Often, calcium is added in the form of small fragments of the shell to budgie seed mixes as a way to attract them. Cuttlebone gives the birds pleasure and protects them from calcium deficiency – they will not overindulge, so providing an extra supply is no harm.
Put the cuttlefish by a perch so it can be accessed easily. You can scrub the cuttlebone with a wire brush to remove droppings when it becomes soiled. Cuttlefish bones are porous, so anything wet or inedible spilled on them should be thrown away. Budgie
Your budgie’s physical well-being is enhanced by mineral blocks, which act similarly to cuttlefish bone. If you don’t see much interest in your bird’s block, always clip it to the side of the cage.
You won’t have to worry about mineral deficiency since he will nibble it when he needs it. A mineral block complete with clips will be available at every pet store with a bird section.
When buying, however, be sure to check the ingredients, and stay away from products containing artificial coloring or flavoring (charcoal is fine).
The Budgie bird is an affectionate bird that is full of personality. There are many benefits to owning them, including intelligence, energy, and a lack of maintenance.

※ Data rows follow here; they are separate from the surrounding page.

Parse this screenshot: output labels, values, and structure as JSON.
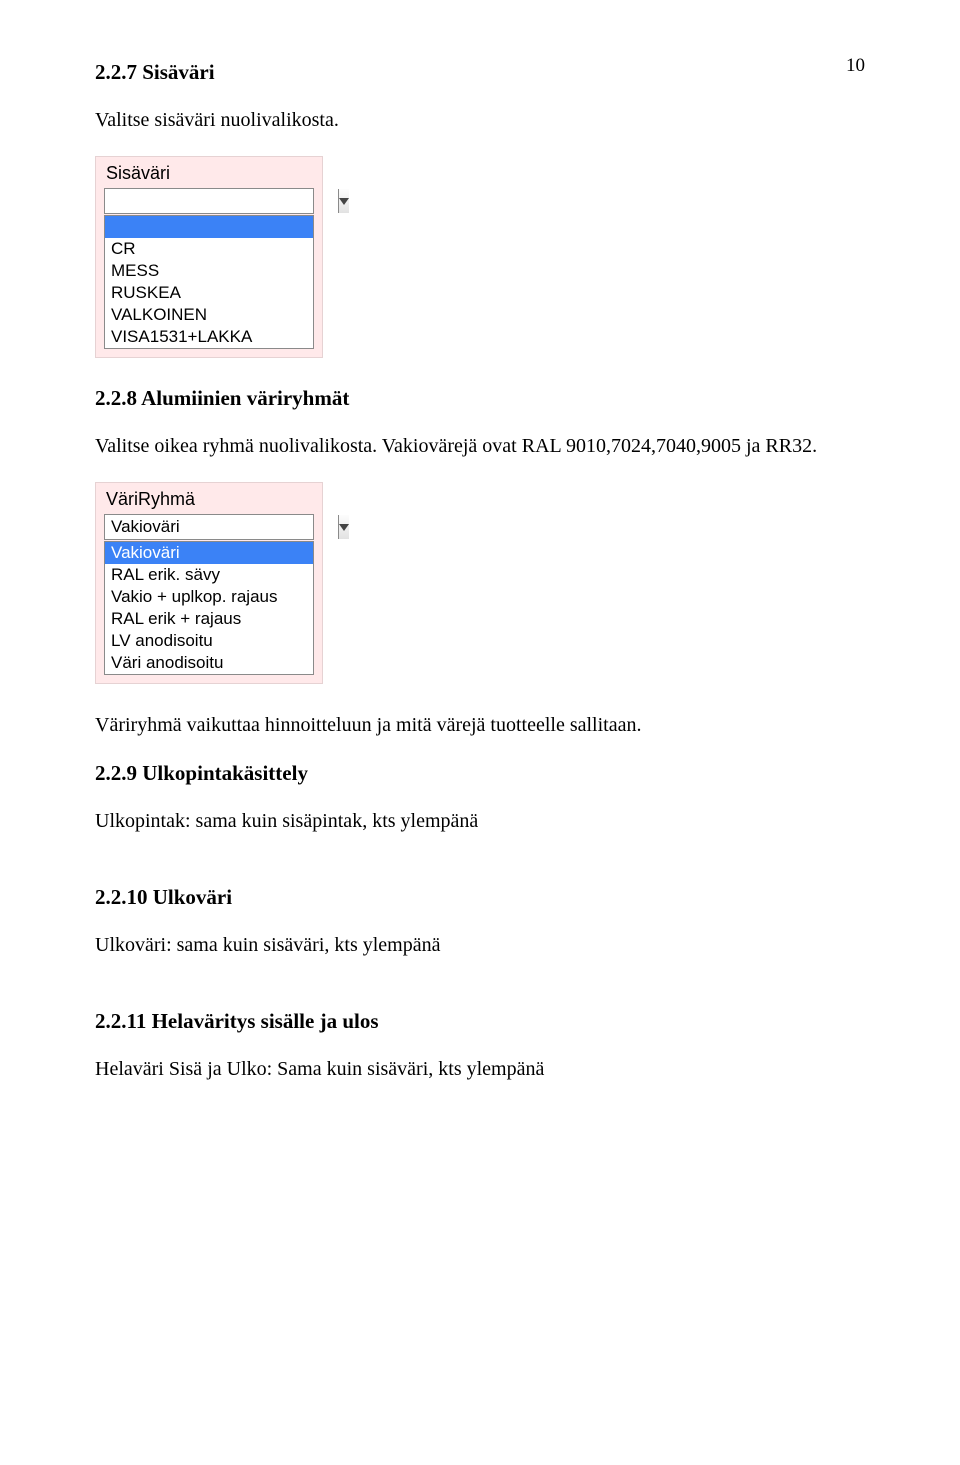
{
  "page_number": "10",
  "sections": {
    "s227": {
      "heading": "2.2.7 Sisäväri",
      "body": "Valitse sisäväri nuolivalikosta."
    },
    "s228": {
      "heading": "2.2.8 Alumiinien väriryhmät",
      "body1": "Valitse oikea ryhmä nuolivalikosta. Vakiovärejä ovat RAL 9010,7024,7040,9005 ja RR32.",
      "body2": "Väriryhmä vaikuttaa hinnoitteluun ja mitä värejä tuotteelle sallitaan."
    },
    "s229": {
      "heading": "2.2.9 Ulkopintakäsittely",
      "body": "Ulkopintak: sama kuin sisäpintak, kts ylempänä"
    },
    "s2210": {
      "heading": "2.2.10 Ulkoväri",
      "body": "Ulkoväri: sama kuin sisäväri, kts ylempänä"
    },
    "s2211": {
      "heading": "2.2.11 Helaväritys sisälle ja ulos",
      "body": "Helaväri Sisä ja Ulko: Sama kuin sisäväri, kts ylempänä"
    }
  },
  "dropdown1": {
    "label": "Sisäväri",
    "value": "",
    "options": [
      "",
      "CR",
      "MESS",
      "RUSKEA",
      "VALKOINEN",
      "VISA1531+LAKKA"
    ],
    "selected_index": 0
  },
  "dropdown2": {
    "label": "VäriRyhmä",
    "value": "Vakioväri",
    "options": [
      "Vakioväri",
      "RAL erik. sävy",
      "Vakio + uplkop. rajaus",
      "RAL erik + rajaus",
      "LV anodisoitu",
      "Väri anodisoitu"
    ],
    "selected_index": 0
  }
}
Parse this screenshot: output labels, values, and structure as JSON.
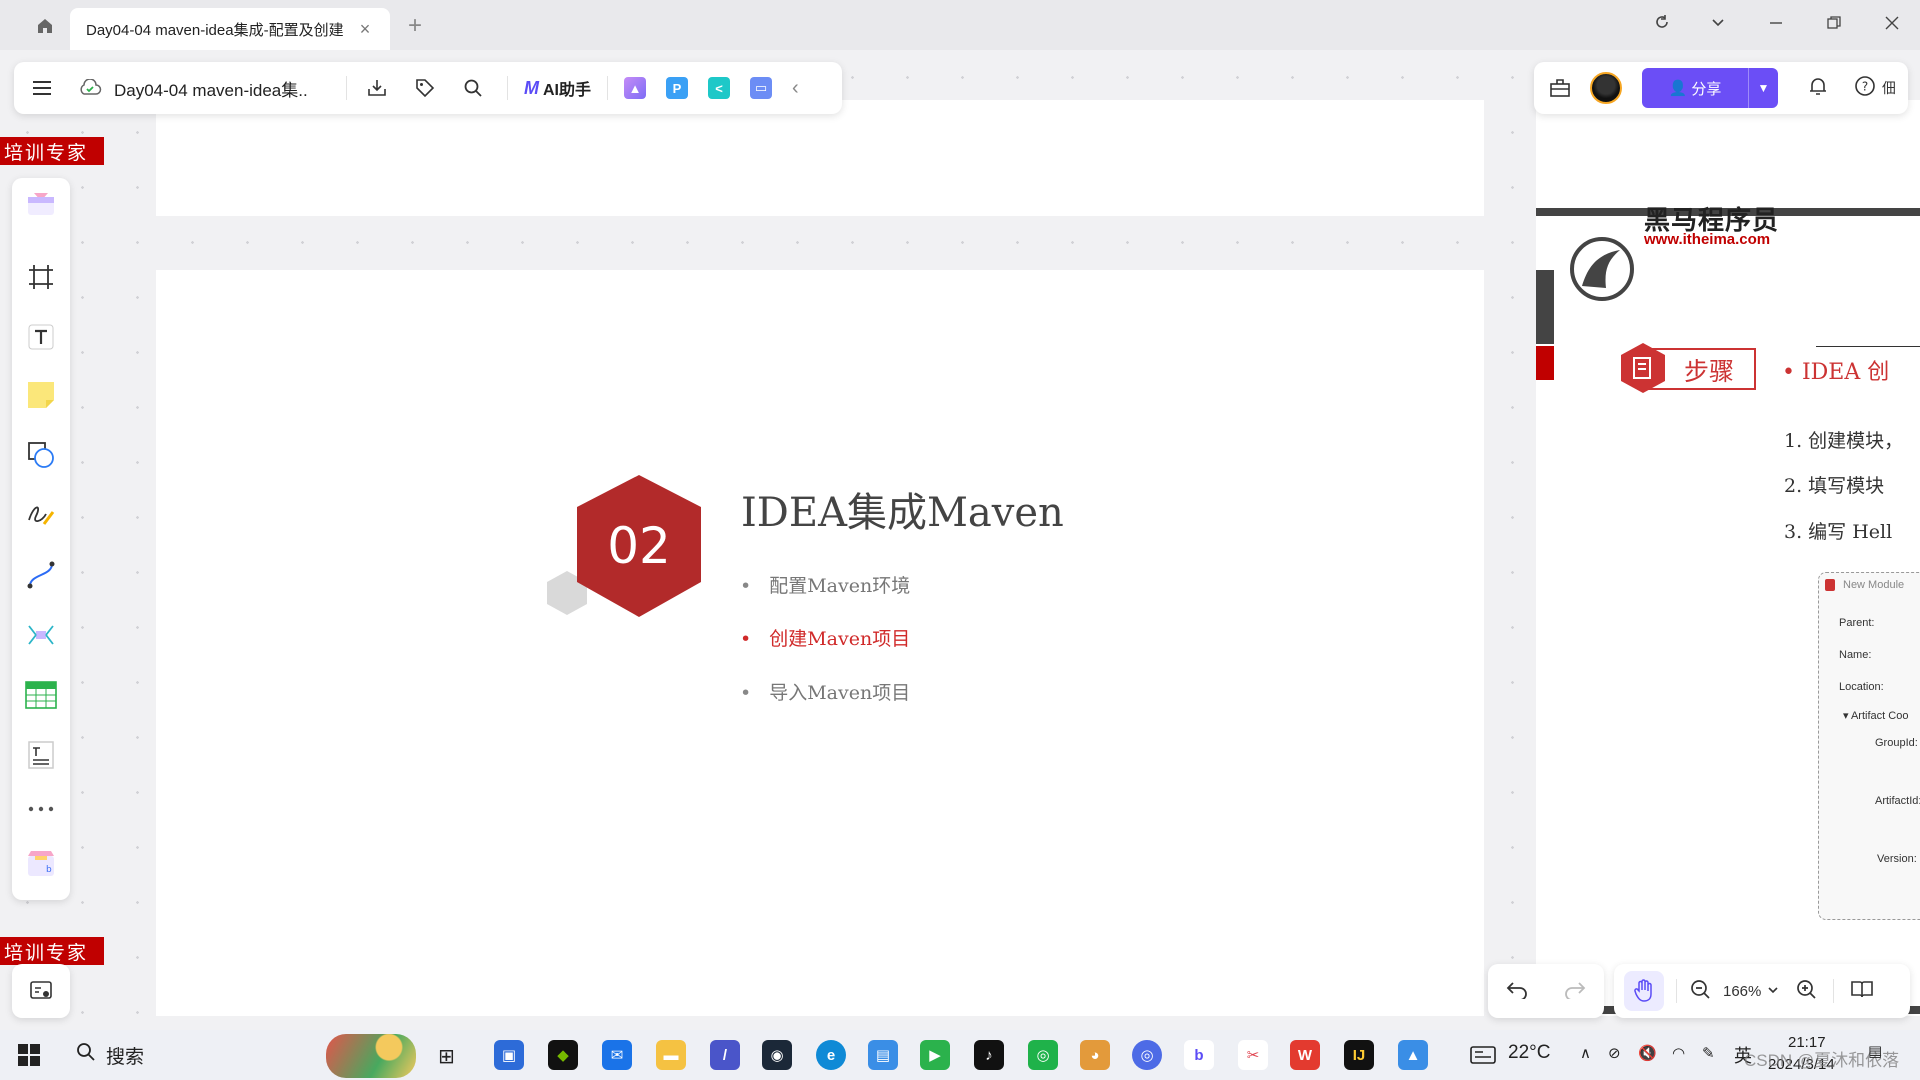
{
  "browser": {
    "tab_title": "Day04-04 maven-idea集成-配置及创建",
    "tab_close": "×",
    "new_tab": "+"
  },
  "toolbar": {
    "doc_title": "Day04-04 maven-idea集..",
    "ai_label": "AI助手",
    "collapse": "‹"
  },
  "topright": {
    "share_label": "分享",
    "clip_text": "佃"
  },
  "labels": {
    "trainer_top": "培训专家",
    "trainer_bottom": "培训专家"
  },
  "slide": {
    "number": "02",
    "title": "IDEA集成Maven",
    "bullets": [
      {
        "text": "配置Maven环境",
        "active": false
      },
      {
        "text": "创建Maven项目",
        "active": true
      },
      {
        "text": "导入Maven项目",
        "active": false
      }
    ]
  },
  "right_slide": {
    "logo_name": "黑马程序员",
    "logo_url": "www.itheima.com",
    "steps_label": "步骤",
    "idea_line": "•   IDEA 创",
    "steps": [
      "1.  创建模块，",
      "2.  填写模块",
      "3.  编写 Hell"
    ],
    "dialog": {
      "title": "New Module",
      "fields": [
        "Parent:",
        "Name:",
        "Location:",
        "▾ Artifact Coo",
        "GroupId:",
        "ArtifactId:",
        "Version:"
      ]
    }
  },
  "zoom": {
    "value": "166%"
  },
  "taskbar": {
    "search_placeholder": "搜索",
    "weather": "22°C",
    "ime": "英",
    "time": "21:17",
    "date": "2024/3/14",
    "watermark": "CSDN @夏沐和依落"
  },
  "colors": {
    "accent": "#6b4ef6",
    "slide_red": "#b22a2a",
    "label_red": "#c00000"
  }
}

Providing them with a spacious cage and a Budgie swing, as well as some perches, will ensure that your bird stays happy and healthy. When it comes to feeding a Budgie, it can be a little more complicated.
To ensure your bird gets enough minerals, you need to supplement the diet with ripe and unripe seeds. Your Budgie will get calcium and other minerals no matter what you feed it, whether it is a cuttlefish bone or a mineral block.
The only thing you need to ensure is that the block is made from only natural ingredients because that is what matters most.
Ali Shahid is a veterinarian by profession and an animal lover. He loves to give expert opinions about different animals. He has worked in top organization of birds like Bigbird Feed and Poultry Research institute. He loves birds, especially parrots and has great experience in different parrot farms.